I’ve taught both these books. One-Eyed Cat is a particularly wonderful book which examines the complexity of emotions like remorse and guilt.
But she’s not “just” a YA or children’s author. She’s been called the greatest writer of novels for adults by Jonathan Franzen (read here), but I can’t vouch for those as I haven’t (yet) read them.
She’s a memoirist, but I’m not sure Borrowed Finery (one of her two memoirs) is a memoir.
I just finished reading the book last night. What a life! I was enthralled, following the details of Fox’s life, as she was moved about from person to person, city to city, even living in Cuba for a year and a half. Fox is 91 years old, and the book takes place up to the point that she is 21 years old, except for a short section at the end, so the book is not an exhaustive autobiography–probably why it’s called a memoir. Nevertheless, it didn’t feel like a memoir. There wasn’t a strong MDQ driving the book. Occasionally, it is even anecdotal. That said, I was fascinated, both by the events and by her exquisite sentences.
Her mother abandoned her at birth; she was a cruel woman who seemed to blame infant (and child) daughter for the loss of her “spring.” Her father and mother were married, and the father complied with the mother’s wishes. He also seemed to be quite cruel and a severe alcoholic, although as a child Fox was obsessed with him. One of the first times Fox was with her parents, they asked her to order from room service. When the meal came, she realized she had forgotten to order milk and mentioned it. Her father took the tray of food and threw it out the window.
Many people are familiar with some basics of Fox’s life. For instance, when she was 21 she gave birth to a baby girl. Linda was the result of a one-night stand, although Fox had already been married to someone else.

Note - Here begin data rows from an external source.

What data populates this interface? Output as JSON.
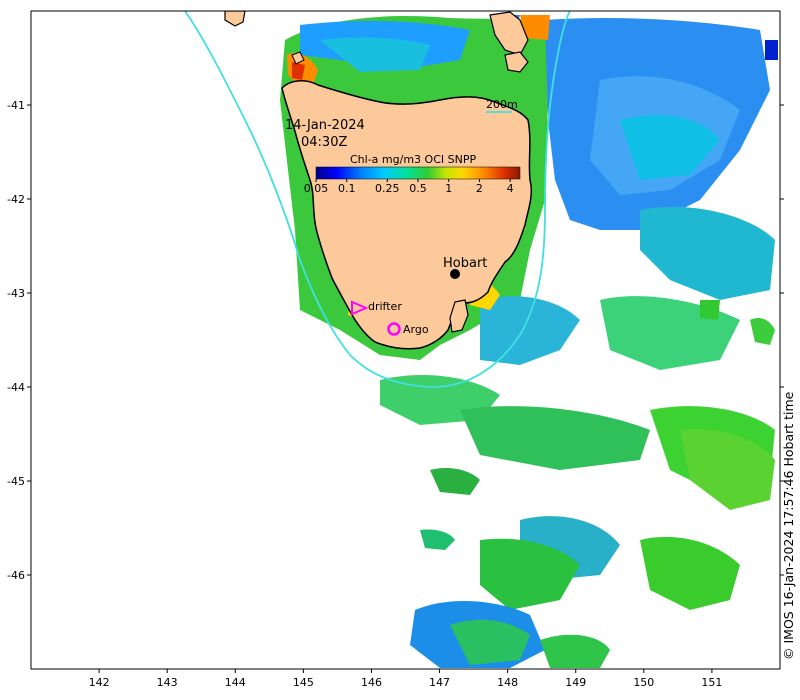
{
  "map": {
    "date": "14-Jan-2024",
    "time": "04:30Z",
    "isobath_label": "200m",
    "colorbar": {
      "title": "Chl-a mg/m3 OCI SNPP",
      "ticks": [
        "0.05",
        "0.1",
        "0.25",
        "0.5",
        "1",
        "2",
        "4"
      ],
      "tick_values": [
        0.05,
        0.1,
        0.25,
        0.5,
        1,
        2,
        4
      ],
      "range": [
        0.05,
        5
      ],
      "scale": "log",
      "colors": [
        "#00008b",
        "#0000ff",
        "#0080ff",
        "#00c8ff",
        "#00e0a0",
        "#32cd32",
        "#c8e600",
        "#ffd700",
        "#ff8c00",
        "#e03000",
        "#8b1a00"
      ]
    },
    "x_axis": {
      "ticks": [
        "142",
        "143",
        "144",
        "145",
        "146",
        "147",
        "148",
        "149",
        "150",
        "151"
      ],
      "values": [
        142,
        143,
        144,
        145,
        146,
        147,
        148,
        149,
        150,
        151
      ],
      "range": [
        141,
        152
      ]
    },
    "y_axis": {
      "ticks": [
        "-41",
        "-42",
        "-43",
        "-44",
        "-45",
        "-46"
      ],
      "values": [
        -41,
        -42,
        -43,
        -44,
        -45,
        -46
      ],
      "range": [
        -47,
        -40
      ]
    },
    "markers": {
      "city": "Hobart",
      "drifter": "drifter",
      "argo": "Argo"
    },
    "credit": "© IMOS 16-Jan-2024 17:57:46 Hobart time",
    "colors": {
      "land": "#fcc99b",
      "coast": "#000000",
      "isobath": "#40e0e0",
      "drifter": "#ff00ff",
      "argo": "#ff00ff"
    }
  }
}
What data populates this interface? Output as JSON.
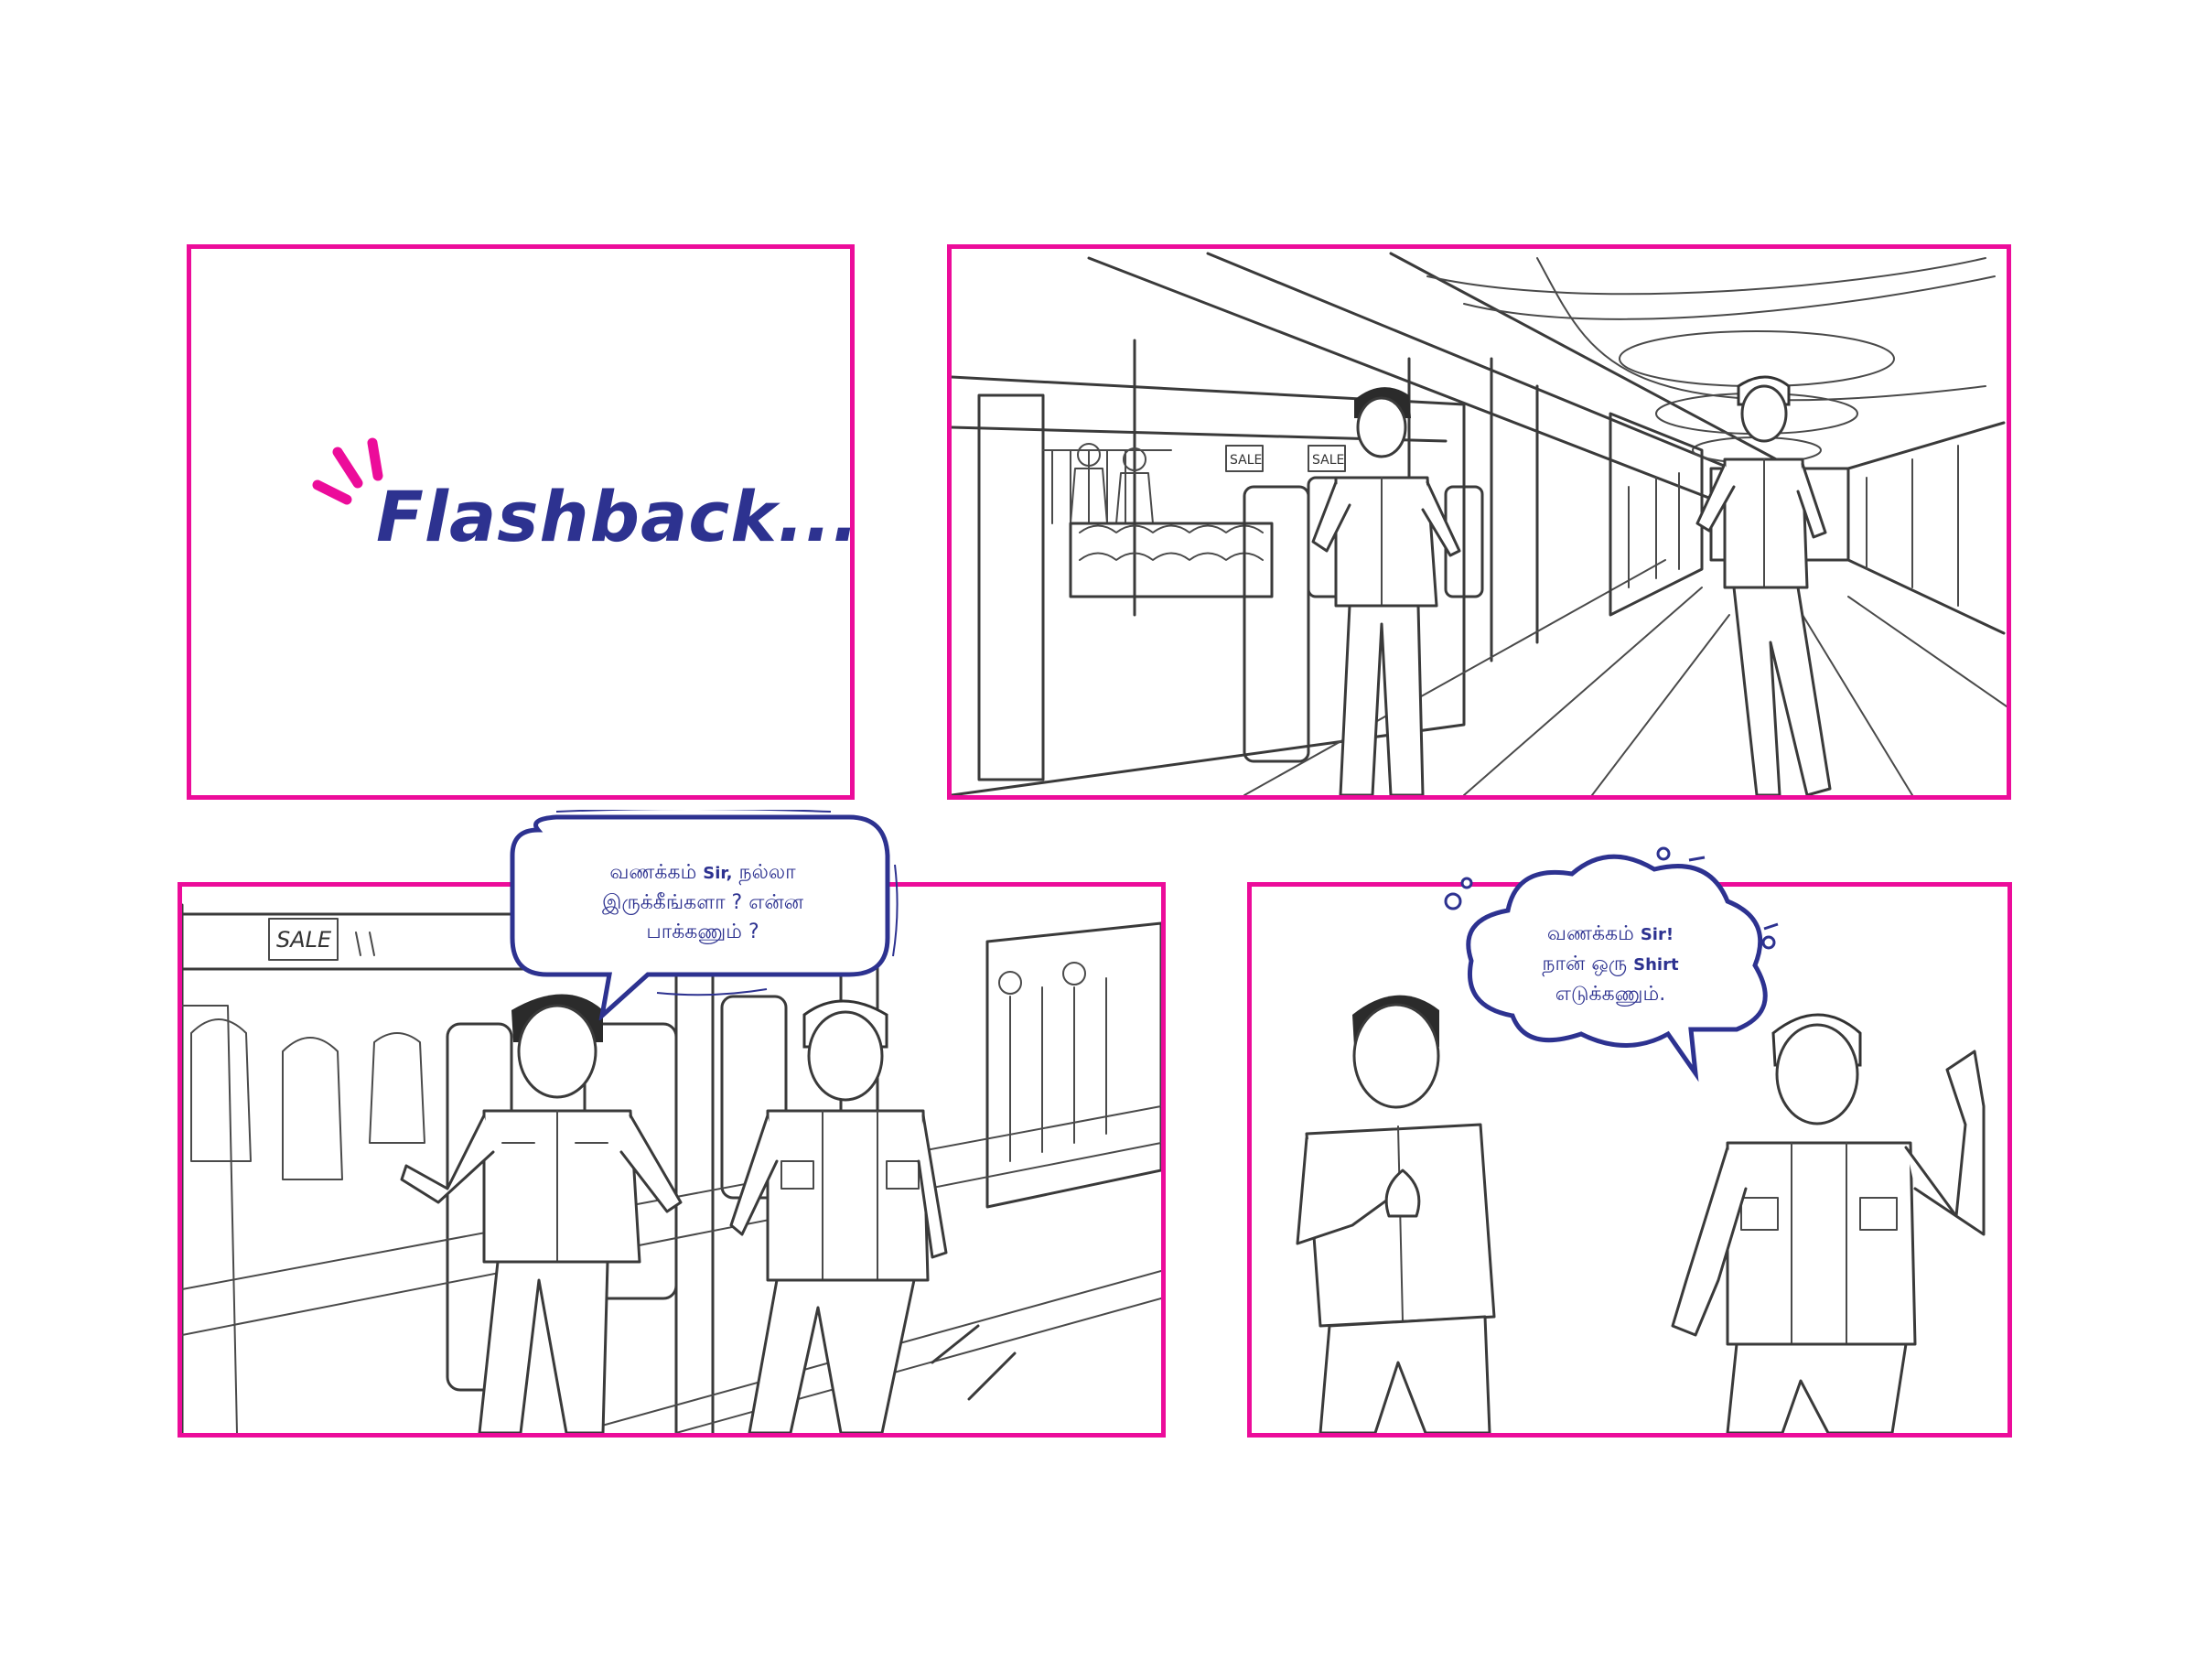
{
  "panel1": {
    "caption": "Flashback...."
  },
  "panel2": {
    "sale_sign_left": "SALE",
    "sale_sign_right": "SALE"
  },
  "panel3": {
    "sale_sign": "SALE",
    "bubble": {
      "line1_tamil": "வணக்கம்",
      "line1_latin": "Sir,",
      "line1_rest": "நல்லா",
      "line2": "இருக்கீங்களா ? என்ன",
      "line3": "பாக்கணும் ?"
    }
  },
  "panel4": {
    "bubble": {
      "line1_tamil": "வணக்கம்",
      "line1_latin": "Sir!",
      "line2_tamil": "நான் ஒரு",
      "line2_latin": "Shirt",
      "line3": "எடுக்கணும்."
    }
  },
  "colors": {
    "panel_border": "#ec0c9a",
    "text_ink": "#2d3290",
    "line_art": "#3a3a3a"
  }
}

Fox despaired of being able to take care of her daughter and gave her up for adoption–only to almost immediately change her mind. She was told it was too late to change her mind (it wasn’t). Eventually, Fox was reunited with adult Linda and they have a good relationship. Linda is the mother of three daughters. Two of the granddaughters Fox has a great relationship with. The other granddaughter through Linda is Courtney Love, who Paula does not think is a good person. It does make me wonder if Love inherited a gene passed on to Linda from Fox from her own horrible mother.
Although I know that an unknown writer can’t publish a memoir that relies on chronology and anecdote in the way that Fox’s can, I did learn many things from her book. Just soaking up her elegant phrasing makes me aspire to write better. Then I also saw that she easily moved forward in time when she wanted to “tie up” an anecdote. With her graceful style, I really had to pay attention to even notice such a move.
One of the hallmarks of memoir is the double eye–the protagonist at the moment the events occur and the older, wiser protagonist reflecting upon those events. In that respect, Fox’s book is a stunning memoir. In one scene, her father spanks her for coming into her parents’ bedroom. In reality, he’s upset that she saw him with another woman in the bed. The African-American maid speaks up to defend Fox.
Years later, when I thought about her–and I thought about her often–about how much she had had to overcome in the way of an enforced and habitual discretion, how a sense of justice in her had outweighed the risk–I realized how brave she had been.
If you prefer books with a strong and fast-paced through-line you might find this book too lyrical. But if you’re willing to sit down and let a writer with a perfect sense of timing guide you, you will appreciate the story of Fox’s early life.